Dieses Problem zeigte sich auch in der Landarztpraxis von Allgemeinarzt Volker Behnke im bayerischen Zeitlofs. Das Praxisteam musste sich daher für eine Neu-Anschaffung entscheiden. Doch diese war gar nicht so einfach zu fällen. Aus der Erfahrung der Praxis Behnke heraus, die mit einem Arzt und fünf Medizinschen Fachangestellten (MFA) pro Quartal rund 1300 Patienten betreut, sind vorab folgende Punkte zu klären:

Absorber- oder Kompressorgerät?

Zunächst muss sich die Praxis mit den technischen Begebenheiten der beiden möglichen Kühlschrank-Varianten auseinandersetzen. Absorbergeräte sind in der Anschaffung mit 500 bis 700 Euro pro Gerät in jedem Fall günstiger. Sie arbeiten mit einem Wasser-Ammoniak-Gemisch und kommen oft auch in Hotelzimmern als Minibar zum Einsatz, weil sie mit maximal 60 Liter Fassungsvermögen grundsätzlich kleiner als Kompressorgeräte sind.

Regelmäßiges Enteisen nötig

Die Geräte bilden jedoch Eisklumpen und müssen daher regelmäßig enteist werden. Für Praxen nicht ganz einfach, denn Impfvorräte und Medikamente müssen während des Enteisens gekühlt zwischengelagert werden. Außerdem sind die Geräte bei hoher Außentemperatur über 30ºC nicht temperatur-stabil.

Dafür verbrauchen sie etwas weniger Strom als Kompressorgeräte, das gilt jedoch nur, wenn sie regelmäßig enteist werden. Und: Hat das Gerät keine Schubladen, sodass die Tür bei der Medikamentensuche länger offensteht, ist der Unterschied im Stromverbrauch schnell wieder wettgemacht.

Kompressorgeräte hingegen bilden kein Eis. Die Abtauung ist automatisch, das Tauwasser verdunstet einfach. Allerdings sind diese Geräte, die in ihrer Funktion nahezu einer Wärmepumpe entsprechen, mit 1500 bis 2000 Euro deutlich teurer. Sie sind die gängigeren Geräte in Privathaushalten und der Industrie.

Wohl auch, weil sie größer als die Absorber-Kühlschränke sind. Sie beginnen erst bei 80 Litern. Die Landarztpraxis Behnke hat sich sogar für einen 95-Liter-Kompressor-Kühlschrank entschieden, und dieser sei immer gut gefüllt - vor allem jetzt im Herbst, wo die zusätzlichen Grippe-Impfstoffe gelagert werden müssten.

Bessere Temperaturgenauigkeit

Das Gute an den Kompressorgeräten: Sie schaffen eine bessere Temperaturgenauigkeit. Die Geräte lassen sich auf konstante 5°C einstellen, mit einem Sicherheitsfenster für die Warnanlage von 2 bis 8°C.

Üblicherweise muss man bei einem 95-Liter-Kompressor-Kühlschrank mit einem Stromverbrauch von 230 kWh pro Jahr rechnen. Das entspricht laut der Hausarztpraxis aus Zeitlofs etwa 55 Euro.

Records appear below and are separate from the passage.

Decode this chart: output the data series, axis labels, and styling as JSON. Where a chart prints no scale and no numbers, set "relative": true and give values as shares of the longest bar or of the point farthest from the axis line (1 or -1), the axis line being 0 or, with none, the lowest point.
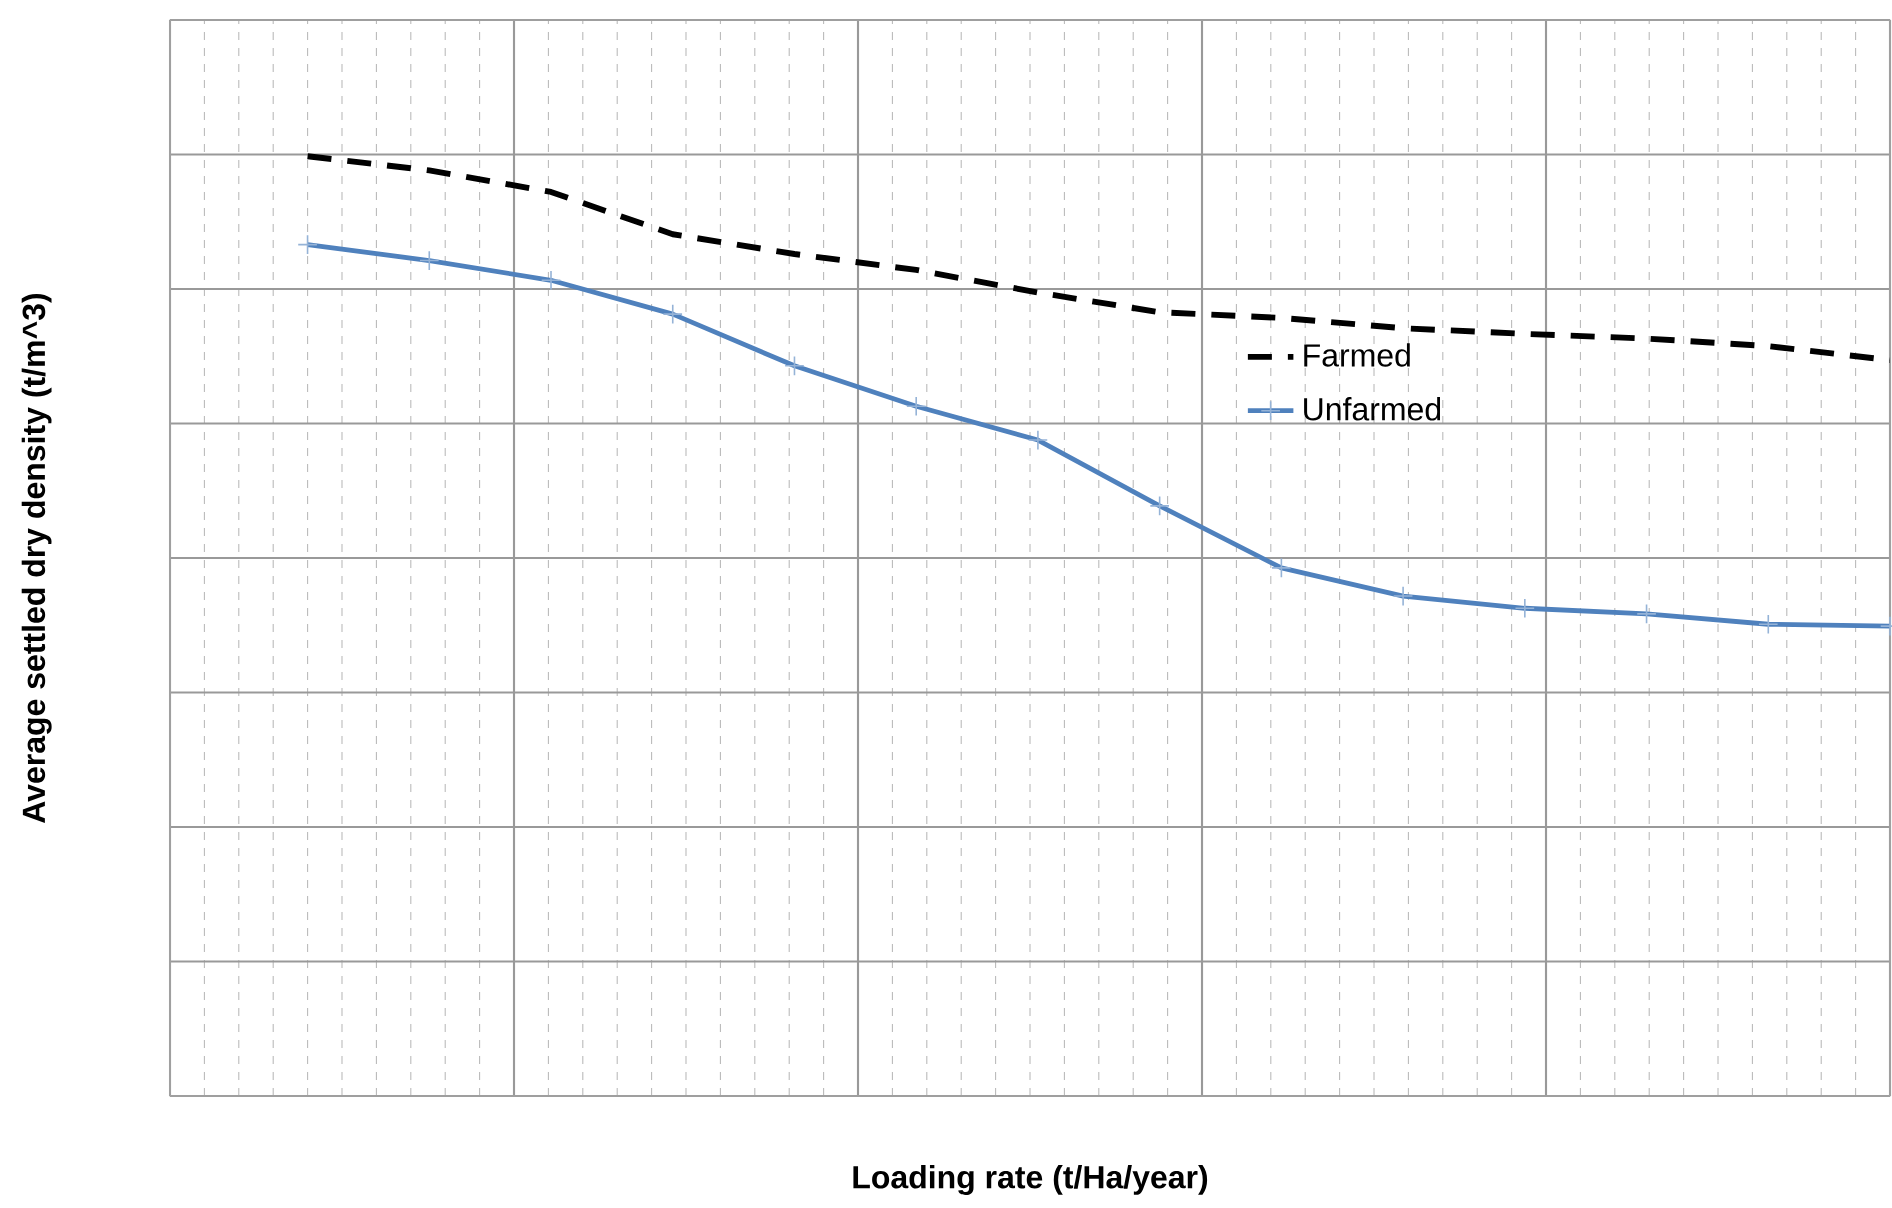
{
  "chart_data": {
    "type": "line",
    "relative": true,
    "xlabel": "Loading rate (t/Ha/year)",
    "ylabel": "Average settled dry density (t/m^3)",
    "categories": [
      null,
      null,
      null,
      null,
      null,
      null,
      null,
      null,
      null,
      null,
      null,
      null,
      null,
      null
    ],
    "series": [
      {
        "name": "Farmed",
        "color": "#000000",
        "line_style": "dashed",
        "marker": "none",
        "values": [
          1,
          0.985,
          0.962,
          0.917,
          0.896,
          0.879,
          0.855,
          0.834,
          0.828,
          0.817,
          0.811,
          0.806,
          0.798,
          0.783
        ]
      },
      {
        "name": "Unfarmed",
        "color": "#4f81bd",
        "line_style": "solid",
        "marker": "cross",
        "values": [
          0.906,
          0.889,
          0.868,
          0.832,
          0.777,
          0.734,
          0.698,
          0.628,
          0.562,
          0.532,
          0.519,
          0.513,
          0.502,
          0.5
        ]
      }
    ],
    "grid": true,
    "legend": "right",
    "tick_labels": false
  }
}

Zudem gibt es Kompressorgeräte, deren Wärmetausch auf besondere Art erfolgt. Diese Gehäuse entlüften nicht wie üblich auf der Geräterückseite, sondern in der Front. Die Luft geht vorne rein und vorne raus. Das hat den großen Vorteil, dass der Einbau sehr einfach ist, da keine Lüftungsschlitze im Möbel oder der Arbeitsplatte erforderlich sind.

Hygienefaktor beachten

Doch auch wer sich für eine Gerätevariante entschieden hat, wird auf weitere Punkte bei der Investition achten müssen. Ein ganz wichtiger ist die Ordnung und Hygiene im Kühlschrank.

Zur sortierten Aufbewahrung der Medikamente sind Schubladen mit beweglichen Längs- und Querteilen sinnvoll. Diese, sowie die Schubladen, sollten zur einfachen Desinfektion auch herausnehmbar sein. Touchscreen-Einstellungen sind dabei leichter zu reinigen und hygienischer als Knöpfe und Tasten am Kühlschrank.

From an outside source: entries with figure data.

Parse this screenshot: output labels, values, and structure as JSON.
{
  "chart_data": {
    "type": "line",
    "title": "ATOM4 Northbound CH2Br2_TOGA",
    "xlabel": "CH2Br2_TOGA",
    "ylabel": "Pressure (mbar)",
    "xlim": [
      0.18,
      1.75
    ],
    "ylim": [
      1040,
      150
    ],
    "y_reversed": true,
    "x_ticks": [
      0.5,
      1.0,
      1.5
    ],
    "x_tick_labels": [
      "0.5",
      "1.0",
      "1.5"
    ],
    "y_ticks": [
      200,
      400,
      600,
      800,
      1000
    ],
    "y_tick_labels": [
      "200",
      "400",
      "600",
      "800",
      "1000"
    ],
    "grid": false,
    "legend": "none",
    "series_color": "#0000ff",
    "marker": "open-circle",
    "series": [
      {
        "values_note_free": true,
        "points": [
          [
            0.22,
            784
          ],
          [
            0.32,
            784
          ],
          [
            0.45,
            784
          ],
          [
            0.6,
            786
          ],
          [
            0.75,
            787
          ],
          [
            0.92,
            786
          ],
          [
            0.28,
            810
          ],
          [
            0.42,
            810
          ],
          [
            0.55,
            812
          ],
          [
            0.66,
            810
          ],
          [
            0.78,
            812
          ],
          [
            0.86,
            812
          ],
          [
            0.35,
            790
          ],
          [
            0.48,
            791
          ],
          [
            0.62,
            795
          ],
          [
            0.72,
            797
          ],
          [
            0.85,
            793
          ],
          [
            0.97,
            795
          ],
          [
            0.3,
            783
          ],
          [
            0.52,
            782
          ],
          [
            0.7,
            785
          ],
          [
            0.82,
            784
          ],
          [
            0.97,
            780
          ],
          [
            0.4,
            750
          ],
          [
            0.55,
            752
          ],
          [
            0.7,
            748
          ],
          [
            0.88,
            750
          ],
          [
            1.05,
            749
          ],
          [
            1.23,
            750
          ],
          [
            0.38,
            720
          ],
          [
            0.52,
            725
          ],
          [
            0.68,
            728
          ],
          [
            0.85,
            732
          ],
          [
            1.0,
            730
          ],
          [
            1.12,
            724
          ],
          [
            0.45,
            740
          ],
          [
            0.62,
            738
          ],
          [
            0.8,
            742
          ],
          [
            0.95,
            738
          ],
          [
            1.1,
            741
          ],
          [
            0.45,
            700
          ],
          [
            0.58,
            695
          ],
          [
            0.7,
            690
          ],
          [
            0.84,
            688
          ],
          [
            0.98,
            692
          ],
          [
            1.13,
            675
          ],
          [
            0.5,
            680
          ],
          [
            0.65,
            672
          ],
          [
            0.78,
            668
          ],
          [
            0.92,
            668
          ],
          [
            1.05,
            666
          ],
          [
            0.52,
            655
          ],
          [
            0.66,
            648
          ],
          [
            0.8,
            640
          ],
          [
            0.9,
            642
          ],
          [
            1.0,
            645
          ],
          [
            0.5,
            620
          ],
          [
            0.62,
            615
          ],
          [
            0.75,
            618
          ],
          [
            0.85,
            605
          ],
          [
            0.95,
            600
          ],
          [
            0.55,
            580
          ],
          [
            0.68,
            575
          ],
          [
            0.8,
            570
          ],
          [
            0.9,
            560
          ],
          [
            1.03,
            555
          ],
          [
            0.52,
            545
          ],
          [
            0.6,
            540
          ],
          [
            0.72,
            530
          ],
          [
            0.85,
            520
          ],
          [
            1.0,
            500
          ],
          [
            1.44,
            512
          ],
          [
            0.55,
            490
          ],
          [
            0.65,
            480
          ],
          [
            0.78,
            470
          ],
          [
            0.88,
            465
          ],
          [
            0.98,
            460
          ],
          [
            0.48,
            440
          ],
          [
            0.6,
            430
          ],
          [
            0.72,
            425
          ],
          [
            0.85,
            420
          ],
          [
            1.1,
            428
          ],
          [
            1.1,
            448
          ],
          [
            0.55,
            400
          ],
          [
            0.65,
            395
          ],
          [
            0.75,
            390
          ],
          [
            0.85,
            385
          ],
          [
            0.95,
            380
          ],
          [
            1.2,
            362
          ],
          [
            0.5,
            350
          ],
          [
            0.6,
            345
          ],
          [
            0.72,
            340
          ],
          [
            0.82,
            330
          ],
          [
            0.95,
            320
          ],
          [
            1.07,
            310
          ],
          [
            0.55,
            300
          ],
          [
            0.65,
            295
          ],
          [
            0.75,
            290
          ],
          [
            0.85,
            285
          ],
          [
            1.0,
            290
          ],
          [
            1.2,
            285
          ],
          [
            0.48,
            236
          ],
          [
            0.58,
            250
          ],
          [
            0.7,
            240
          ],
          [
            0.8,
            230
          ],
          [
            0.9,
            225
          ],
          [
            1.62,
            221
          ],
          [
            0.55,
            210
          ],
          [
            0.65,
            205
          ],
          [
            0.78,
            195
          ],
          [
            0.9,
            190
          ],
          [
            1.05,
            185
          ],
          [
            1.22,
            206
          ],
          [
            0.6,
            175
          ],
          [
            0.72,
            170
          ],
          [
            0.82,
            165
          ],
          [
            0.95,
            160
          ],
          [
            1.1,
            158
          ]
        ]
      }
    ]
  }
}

Sicherheit beim Stromausfall

Bei längerem Stromausfall oder versehentlichem Offenlassen der Tür schlagen Top-Geräte bis zu 72 Stunden per Piepston Alarm und alarmieren in Echtzeit sogar per SMS, E-Mail oder vibrierendem Handy. Wer Lebendimpfstoffe vorrätig hält, sollte über eine solche Funktion nachdenken. Sogar eine optische Alarmierung ist möglich, um schnellstmöglich eingreifen und Medikamente rechtzeitig umlagern zu können.

Bei manchen Geräten ist auch eine Alarmweiterschaltung per WLAN möglich. Man muss hier allerdings auf die richtige PC-Schnittstelle achten.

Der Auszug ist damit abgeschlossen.